The Starnberg district in the south of Germany is fairly rich with Porsches as it is but, since last week, a new addition has heightened the interest of locals. The detail-perfect interpretation of the classic Porsche 911 ST, now revitalised by PS Automobile, is a joy to behold. And what a sound… a pure, unfiltered listening pleasure, a well-rehearsed brass sextet starting up in the tail of the car. But how goes it on the road?
According to Dirk Sadlowski, founder and owner of PS Automobile, “We looked at the full spread of Porsche’s classic models and wanted what we believe to be the best from each one. The result is our modern interpretation of the Porsche 911 ST.”

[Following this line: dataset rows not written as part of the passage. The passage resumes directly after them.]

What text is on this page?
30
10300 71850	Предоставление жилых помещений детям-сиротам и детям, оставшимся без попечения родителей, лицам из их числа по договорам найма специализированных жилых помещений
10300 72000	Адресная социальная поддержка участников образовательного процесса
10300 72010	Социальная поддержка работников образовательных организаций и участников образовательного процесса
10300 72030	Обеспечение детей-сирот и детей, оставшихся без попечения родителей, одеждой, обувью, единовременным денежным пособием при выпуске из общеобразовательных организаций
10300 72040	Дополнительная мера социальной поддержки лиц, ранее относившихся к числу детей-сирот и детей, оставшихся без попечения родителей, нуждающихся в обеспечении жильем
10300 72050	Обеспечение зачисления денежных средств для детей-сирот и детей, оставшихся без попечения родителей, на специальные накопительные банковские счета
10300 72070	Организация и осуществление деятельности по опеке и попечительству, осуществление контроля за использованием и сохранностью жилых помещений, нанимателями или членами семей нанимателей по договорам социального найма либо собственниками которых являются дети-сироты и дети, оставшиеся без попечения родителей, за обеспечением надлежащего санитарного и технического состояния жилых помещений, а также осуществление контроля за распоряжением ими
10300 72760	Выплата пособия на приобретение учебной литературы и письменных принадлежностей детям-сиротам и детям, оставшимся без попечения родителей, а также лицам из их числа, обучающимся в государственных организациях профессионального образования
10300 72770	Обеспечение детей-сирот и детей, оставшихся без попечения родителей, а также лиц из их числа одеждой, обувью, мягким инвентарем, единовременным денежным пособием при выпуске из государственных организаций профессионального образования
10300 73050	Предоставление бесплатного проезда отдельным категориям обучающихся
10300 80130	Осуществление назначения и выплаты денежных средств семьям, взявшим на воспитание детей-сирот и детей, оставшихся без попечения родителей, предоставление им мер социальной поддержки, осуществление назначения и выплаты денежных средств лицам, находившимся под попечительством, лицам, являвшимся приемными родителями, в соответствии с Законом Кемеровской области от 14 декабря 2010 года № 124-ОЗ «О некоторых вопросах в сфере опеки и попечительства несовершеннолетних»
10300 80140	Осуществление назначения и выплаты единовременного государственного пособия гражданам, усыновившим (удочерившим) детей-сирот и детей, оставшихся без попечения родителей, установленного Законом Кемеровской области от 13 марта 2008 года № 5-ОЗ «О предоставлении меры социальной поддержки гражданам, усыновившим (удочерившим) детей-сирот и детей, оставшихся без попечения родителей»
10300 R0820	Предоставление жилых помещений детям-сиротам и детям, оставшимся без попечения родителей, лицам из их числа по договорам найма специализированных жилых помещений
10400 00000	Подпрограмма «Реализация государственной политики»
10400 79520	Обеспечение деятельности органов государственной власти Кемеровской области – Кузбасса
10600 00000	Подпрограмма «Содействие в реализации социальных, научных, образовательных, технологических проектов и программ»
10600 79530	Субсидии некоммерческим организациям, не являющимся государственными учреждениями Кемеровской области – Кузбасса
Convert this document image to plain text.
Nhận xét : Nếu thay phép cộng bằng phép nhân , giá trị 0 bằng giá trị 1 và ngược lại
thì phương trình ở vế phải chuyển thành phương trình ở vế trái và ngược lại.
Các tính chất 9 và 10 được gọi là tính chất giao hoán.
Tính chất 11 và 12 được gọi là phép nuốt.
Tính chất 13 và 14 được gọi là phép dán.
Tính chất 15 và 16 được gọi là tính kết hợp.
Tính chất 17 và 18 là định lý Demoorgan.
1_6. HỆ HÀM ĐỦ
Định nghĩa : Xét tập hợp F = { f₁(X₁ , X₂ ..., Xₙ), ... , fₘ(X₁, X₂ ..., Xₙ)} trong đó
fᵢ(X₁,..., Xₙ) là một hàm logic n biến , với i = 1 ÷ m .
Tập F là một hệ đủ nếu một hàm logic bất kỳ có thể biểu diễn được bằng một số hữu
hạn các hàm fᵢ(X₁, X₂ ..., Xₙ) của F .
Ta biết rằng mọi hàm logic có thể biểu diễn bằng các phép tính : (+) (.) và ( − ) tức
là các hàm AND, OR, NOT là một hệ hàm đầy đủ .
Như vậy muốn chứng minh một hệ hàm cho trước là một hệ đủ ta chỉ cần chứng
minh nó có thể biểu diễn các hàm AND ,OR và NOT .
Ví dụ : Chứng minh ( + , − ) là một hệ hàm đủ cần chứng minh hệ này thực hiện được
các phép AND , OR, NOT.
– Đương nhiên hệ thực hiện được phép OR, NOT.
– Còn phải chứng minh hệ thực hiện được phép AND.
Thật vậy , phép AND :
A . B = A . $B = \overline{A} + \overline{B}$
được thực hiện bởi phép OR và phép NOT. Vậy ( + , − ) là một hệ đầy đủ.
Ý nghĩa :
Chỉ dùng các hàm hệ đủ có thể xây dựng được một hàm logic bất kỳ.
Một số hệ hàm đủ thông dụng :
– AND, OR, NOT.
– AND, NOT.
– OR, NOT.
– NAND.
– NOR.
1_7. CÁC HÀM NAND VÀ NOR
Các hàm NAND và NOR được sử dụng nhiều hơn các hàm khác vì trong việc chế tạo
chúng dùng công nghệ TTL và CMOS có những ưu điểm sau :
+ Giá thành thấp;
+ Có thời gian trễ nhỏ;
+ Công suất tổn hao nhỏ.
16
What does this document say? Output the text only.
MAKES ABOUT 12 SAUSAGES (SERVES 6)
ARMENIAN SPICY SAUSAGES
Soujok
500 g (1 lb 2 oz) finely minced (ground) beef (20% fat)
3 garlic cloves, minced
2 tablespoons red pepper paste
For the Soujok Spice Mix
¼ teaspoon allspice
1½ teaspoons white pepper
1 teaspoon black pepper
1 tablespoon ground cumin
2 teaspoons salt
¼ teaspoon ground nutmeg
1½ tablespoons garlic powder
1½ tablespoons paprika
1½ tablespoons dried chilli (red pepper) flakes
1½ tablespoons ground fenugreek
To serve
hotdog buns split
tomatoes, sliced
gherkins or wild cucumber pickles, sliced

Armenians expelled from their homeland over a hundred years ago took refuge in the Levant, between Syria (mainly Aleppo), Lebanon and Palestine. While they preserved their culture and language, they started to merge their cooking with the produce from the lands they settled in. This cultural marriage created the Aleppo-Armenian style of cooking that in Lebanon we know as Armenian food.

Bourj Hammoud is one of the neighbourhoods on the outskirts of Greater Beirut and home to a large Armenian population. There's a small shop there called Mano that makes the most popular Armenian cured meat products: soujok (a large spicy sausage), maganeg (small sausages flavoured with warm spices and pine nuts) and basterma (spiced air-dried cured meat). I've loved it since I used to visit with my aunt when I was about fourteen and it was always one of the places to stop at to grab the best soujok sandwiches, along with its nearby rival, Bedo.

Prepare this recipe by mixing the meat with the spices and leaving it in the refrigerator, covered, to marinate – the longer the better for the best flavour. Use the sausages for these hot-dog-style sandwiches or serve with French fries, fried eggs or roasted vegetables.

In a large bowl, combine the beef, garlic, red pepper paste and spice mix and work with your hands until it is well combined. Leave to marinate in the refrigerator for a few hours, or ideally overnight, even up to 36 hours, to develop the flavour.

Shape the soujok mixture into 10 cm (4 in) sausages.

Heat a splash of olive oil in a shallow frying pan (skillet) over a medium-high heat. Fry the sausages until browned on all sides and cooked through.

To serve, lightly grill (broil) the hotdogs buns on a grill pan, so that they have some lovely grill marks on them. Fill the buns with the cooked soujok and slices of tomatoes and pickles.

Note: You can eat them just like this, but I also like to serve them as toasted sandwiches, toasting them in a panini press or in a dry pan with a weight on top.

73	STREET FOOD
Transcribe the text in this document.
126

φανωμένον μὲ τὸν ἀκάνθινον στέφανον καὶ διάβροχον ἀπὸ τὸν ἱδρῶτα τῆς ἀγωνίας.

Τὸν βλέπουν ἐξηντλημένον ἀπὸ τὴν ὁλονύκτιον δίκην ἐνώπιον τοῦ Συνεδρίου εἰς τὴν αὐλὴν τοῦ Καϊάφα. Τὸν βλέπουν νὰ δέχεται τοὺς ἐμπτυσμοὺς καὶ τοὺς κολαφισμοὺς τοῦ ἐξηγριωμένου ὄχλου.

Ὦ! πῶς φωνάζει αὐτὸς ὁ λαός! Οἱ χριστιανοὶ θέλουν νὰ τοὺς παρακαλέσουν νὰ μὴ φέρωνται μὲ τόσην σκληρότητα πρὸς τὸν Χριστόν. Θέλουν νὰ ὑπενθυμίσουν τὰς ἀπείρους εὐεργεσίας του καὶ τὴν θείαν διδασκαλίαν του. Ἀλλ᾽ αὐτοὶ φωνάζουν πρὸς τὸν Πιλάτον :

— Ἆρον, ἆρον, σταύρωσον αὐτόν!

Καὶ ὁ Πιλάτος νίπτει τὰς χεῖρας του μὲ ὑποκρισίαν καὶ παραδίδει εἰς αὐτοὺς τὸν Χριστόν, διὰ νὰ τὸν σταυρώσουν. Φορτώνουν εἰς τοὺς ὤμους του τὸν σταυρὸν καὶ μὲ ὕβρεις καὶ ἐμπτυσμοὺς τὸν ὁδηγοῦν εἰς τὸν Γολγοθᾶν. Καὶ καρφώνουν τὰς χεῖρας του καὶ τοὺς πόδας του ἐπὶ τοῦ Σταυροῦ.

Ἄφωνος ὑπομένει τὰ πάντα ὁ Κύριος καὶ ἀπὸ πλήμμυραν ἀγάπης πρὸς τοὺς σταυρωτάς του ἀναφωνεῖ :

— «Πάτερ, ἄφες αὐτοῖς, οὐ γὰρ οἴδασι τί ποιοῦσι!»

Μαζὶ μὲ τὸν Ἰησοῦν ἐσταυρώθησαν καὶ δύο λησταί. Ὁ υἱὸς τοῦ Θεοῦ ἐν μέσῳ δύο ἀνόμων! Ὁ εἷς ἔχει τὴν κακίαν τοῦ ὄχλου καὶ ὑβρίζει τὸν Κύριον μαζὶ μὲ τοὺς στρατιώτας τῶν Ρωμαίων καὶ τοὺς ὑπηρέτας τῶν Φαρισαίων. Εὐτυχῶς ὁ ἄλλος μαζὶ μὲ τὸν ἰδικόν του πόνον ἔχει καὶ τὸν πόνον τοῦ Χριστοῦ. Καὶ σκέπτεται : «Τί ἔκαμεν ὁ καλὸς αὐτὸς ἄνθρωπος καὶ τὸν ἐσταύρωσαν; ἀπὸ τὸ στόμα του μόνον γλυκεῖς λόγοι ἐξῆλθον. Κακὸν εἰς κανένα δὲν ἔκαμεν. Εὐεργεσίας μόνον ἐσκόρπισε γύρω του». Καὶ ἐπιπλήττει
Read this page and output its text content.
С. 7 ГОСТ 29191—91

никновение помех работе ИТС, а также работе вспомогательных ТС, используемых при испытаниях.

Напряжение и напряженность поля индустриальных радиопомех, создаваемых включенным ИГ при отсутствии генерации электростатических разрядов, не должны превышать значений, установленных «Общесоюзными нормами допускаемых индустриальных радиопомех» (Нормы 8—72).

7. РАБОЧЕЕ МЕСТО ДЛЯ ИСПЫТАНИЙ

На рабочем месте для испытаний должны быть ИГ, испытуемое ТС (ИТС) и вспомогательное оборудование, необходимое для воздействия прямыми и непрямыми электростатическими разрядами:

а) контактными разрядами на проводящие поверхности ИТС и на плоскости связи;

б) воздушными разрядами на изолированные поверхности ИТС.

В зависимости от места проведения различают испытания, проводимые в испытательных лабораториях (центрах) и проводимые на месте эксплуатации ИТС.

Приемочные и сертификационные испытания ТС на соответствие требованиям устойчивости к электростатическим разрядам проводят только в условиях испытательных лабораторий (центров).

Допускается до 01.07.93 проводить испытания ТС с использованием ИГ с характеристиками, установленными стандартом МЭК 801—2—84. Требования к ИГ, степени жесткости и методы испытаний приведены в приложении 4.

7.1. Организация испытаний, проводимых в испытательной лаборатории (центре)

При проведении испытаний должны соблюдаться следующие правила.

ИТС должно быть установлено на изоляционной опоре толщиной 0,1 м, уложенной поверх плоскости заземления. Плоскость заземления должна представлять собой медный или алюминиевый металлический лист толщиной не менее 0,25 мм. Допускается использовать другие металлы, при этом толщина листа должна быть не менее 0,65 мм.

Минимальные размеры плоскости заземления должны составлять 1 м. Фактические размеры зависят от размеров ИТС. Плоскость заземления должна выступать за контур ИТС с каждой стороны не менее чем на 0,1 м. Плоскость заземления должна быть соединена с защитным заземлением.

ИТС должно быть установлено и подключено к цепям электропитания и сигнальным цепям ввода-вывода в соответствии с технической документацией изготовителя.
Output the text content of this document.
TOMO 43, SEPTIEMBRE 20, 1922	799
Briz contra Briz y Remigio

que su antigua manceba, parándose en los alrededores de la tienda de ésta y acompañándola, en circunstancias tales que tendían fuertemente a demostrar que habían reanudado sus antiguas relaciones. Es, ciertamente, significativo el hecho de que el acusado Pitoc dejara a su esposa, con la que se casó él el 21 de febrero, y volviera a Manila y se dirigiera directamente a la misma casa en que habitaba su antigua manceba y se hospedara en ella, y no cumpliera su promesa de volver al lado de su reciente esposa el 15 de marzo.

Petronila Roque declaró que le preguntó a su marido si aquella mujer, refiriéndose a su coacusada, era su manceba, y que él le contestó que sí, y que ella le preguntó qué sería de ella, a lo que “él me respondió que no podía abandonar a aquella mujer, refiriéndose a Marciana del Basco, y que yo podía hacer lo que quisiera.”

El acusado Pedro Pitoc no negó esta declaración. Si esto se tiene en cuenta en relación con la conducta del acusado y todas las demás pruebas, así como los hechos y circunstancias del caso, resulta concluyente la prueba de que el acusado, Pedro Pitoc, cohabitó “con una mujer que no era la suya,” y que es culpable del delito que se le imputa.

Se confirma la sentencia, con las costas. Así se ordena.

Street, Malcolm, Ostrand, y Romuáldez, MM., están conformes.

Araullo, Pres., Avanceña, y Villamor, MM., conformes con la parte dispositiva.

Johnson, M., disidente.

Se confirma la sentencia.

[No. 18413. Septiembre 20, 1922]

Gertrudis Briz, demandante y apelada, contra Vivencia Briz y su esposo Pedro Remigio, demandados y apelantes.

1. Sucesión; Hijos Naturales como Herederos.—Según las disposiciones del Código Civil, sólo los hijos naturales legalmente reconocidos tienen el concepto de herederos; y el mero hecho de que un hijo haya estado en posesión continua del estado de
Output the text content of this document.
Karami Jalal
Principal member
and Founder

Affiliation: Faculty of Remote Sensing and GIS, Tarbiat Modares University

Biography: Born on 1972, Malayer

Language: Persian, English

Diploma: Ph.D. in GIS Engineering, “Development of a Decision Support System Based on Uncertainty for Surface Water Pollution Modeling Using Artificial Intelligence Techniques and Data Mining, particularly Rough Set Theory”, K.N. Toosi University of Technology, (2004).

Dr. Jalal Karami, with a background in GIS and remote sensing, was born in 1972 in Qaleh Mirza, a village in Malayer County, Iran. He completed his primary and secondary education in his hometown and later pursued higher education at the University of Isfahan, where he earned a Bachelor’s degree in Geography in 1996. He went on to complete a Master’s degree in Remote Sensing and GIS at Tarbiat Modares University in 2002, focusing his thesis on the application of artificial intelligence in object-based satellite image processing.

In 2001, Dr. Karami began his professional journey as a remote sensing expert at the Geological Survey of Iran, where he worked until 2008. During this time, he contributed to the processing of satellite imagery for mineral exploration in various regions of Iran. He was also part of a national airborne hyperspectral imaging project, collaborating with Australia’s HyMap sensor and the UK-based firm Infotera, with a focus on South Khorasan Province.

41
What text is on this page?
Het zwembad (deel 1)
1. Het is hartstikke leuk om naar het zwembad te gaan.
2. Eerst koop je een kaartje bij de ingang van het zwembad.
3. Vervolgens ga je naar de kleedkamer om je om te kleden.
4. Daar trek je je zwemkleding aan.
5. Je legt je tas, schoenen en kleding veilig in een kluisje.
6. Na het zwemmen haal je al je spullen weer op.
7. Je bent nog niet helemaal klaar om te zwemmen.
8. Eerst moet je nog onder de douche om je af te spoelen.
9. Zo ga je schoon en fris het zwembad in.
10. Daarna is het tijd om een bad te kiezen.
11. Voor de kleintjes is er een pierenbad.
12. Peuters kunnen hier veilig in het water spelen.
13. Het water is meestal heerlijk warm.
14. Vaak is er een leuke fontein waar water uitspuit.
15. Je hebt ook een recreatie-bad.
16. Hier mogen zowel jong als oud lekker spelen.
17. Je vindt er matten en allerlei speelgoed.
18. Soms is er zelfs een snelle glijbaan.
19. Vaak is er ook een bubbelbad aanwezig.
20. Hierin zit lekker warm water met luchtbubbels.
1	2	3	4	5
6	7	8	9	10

Early 911s are in great demand today: the value of these models seems only to rise, and good specimens are increasingly hard to find. And the classic Porsche 911 ST is unquestionably an icon worthy of comparison with the Porsche 911 Carrera RS, which is currently celebrating its 40th birthday, or the legendary Porsche 911 Turbo.
In the early 1970s, Stuttgart developed the so-called ST model primarily for racing purposes. The car was built in limited numbers in 1971 and 1972 when, equipped with a 2.5-litre boxer engine, it developed a hefty 270HP. In combination with a kerb weight of less than one tonne, the ST proved a success at such venues as the Nürburgring, the Targa Florio, Daytona and Sebring.
Now, powered by an air-cooled Porsche 911 type-964 engine, these athletes live again. Even at first glance, the level of craftsmanship and attention to detail is impressive. The panel gaps are perfect, the flared, slate-grey wings look like two powerful muscles, and the discreetly chromed tail lights integrate with delicate bumpers to give the ST an impression of cultivated sophistication. With a clean, metallic snap, the driver’s door opens to reveal a window frame lacking the expected dark finish. Instead, there is the shine of polished aluminum, both beautiful and wonderfully tactile.
Then it’s time to fire her up, and any impression that this is an ‘old’ car is instantly dispelled by the prompt patter of the rear-mounted engine. It sounds pleasantly fresh, yet growls throatily when you ask for more from the now-300HP air-cooled metal boxer. But first, we warm the new engine gently.
Once the ten litres of oil and stainless steel exhaust system have reached operating temperature, the ST is ready to rip – yet this is no diva, no untrustworthy prima donna of a sports car. The ST is impressively energetic: it delivers its punch properly, but predictably (and that’s fortunate, since an even more powerful version promises up to 370HP).
The lowered suspension and shortened, stiffened springs cause this 911 to squat on the asphalt. The lower centre of gravity means high-speed bends feel good – secure – the car cutting through corners with amazing accuracy, the rear discreetly and controllably sliding. Because of its carefully balanced chassis, even relatively inexperienced drivers can, if they wish, achieve high speeds safely. This 911 ST is seriously good: the real feeling of a Porsche and an all-round athlete. What a triumph.